The weather, which forecasters warned last night could get worse in the next few days, remained unpredictable yesterday. Passengers at Gatwick airport watched as a gust of wind lifted two empty Jumbo jets each weighing 165 tonnes six feet off the tarmac and sent them crashing into nearby cargo containers.

Maureen Darwin was among passengers preparing to board one of the aircraft. 'It was absolutely incredible. It was as if a giant unseen hand had come down from the heavens and had just lifted the plane up and across the Tarmac,' she said. Both 400-seat aircraft are owned by North West airlines. One landed on top of a container and will out of operation for several weeks.

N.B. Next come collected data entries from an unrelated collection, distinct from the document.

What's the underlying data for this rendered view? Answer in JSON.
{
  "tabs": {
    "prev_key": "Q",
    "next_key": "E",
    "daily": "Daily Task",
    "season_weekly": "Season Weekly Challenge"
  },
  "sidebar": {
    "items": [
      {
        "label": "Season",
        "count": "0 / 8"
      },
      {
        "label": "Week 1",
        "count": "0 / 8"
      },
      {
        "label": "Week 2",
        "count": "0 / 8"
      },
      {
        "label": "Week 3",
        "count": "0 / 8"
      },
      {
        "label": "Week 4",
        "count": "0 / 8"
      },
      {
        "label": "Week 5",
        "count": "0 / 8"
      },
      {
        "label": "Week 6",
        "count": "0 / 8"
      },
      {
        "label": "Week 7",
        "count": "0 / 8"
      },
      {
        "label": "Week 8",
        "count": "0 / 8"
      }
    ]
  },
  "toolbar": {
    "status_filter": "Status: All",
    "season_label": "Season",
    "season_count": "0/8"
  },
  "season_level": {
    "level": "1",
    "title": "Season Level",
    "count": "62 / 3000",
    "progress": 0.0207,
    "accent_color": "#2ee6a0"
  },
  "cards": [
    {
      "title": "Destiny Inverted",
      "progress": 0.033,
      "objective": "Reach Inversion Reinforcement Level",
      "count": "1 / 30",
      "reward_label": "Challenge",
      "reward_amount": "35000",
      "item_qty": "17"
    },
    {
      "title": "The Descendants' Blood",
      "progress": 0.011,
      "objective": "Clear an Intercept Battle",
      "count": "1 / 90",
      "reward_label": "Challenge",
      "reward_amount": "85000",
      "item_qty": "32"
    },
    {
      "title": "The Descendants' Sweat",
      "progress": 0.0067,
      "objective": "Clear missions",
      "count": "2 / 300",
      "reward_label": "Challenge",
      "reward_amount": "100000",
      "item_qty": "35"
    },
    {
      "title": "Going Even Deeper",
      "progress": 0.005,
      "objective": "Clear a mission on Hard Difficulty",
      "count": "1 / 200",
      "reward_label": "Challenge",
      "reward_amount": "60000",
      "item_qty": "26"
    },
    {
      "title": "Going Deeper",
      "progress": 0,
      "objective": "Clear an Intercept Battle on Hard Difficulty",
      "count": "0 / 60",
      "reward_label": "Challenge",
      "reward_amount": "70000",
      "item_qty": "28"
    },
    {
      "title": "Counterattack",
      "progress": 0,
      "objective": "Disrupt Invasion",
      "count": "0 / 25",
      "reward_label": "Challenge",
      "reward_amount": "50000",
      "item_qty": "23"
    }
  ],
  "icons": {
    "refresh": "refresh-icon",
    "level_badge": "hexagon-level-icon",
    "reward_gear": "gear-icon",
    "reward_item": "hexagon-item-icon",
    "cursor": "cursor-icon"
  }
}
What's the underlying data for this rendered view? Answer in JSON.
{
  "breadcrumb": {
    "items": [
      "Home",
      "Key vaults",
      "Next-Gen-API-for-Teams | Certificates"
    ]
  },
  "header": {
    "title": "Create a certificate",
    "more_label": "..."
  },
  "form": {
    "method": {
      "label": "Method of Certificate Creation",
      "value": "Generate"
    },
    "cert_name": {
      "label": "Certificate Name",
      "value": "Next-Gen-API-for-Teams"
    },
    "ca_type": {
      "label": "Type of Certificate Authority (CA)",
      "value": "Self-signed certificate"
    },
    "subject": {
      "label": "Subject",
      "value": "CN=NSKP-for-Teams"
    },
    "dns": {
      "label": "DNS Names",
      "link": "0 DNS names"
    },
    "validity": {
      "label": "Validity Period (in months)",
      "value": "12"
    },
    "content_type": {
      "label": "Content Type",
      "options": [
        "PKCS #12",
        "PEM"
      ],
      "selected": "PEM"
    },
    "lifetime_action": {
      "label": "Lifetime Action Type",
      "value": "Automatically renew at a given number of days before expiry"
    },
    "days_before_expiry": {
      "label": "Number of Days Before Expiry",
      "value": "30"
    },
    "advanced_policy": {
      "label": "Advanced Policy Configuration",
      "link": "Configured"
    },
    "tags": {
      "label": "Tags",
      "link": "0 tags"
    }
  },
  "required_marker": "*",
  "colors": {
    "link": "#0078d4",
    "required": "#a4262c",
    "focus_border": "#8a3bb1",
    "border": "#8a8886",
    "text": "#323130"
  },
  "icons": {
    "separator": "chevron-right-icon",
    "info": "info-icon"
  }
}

There was widespread disruption on roads and railways in the South-west and Wales, the two areas worst affected by the rains. No train services were operating west of Swansea and British Rail abandoned its timetable on branch lines to the floodbound South Wales valleys.

Tracks between Llanelli and Llandrindod Wells in Mid Wales were also under water. The main rail link between the South-west and London Paddington was again broken when the river Exe flooded at a bridge near Exeter.

In Wales, Gwent and Carmarthen escaped large-scale flooding as newly installed flood defences held good against the rivers Towy and Usk, which rose 20 feet (6.09m) in three hours.

Insurers said they would not be able to properly assess the cost of the damage for several weeks, but some were anticipating liability of at least pounds 5m in South Wales. David Hunt, the Secretary of State for Wales, told the Commons that there would be no emergency funding to assist local authorities. Kim Howells, the Labour MP for Pontypridd, urged him to help flood victims just as the Government was prepared to help the Queen with Windsor Castle.

The Association of British Insurers warned that the worst may be yet to come: 'We are likely to be hit again in the new year, that is traditionally when it is worst.'

In spite of the rains, the Government urged consumers to continue to be sparing with water to avoid problems next summer.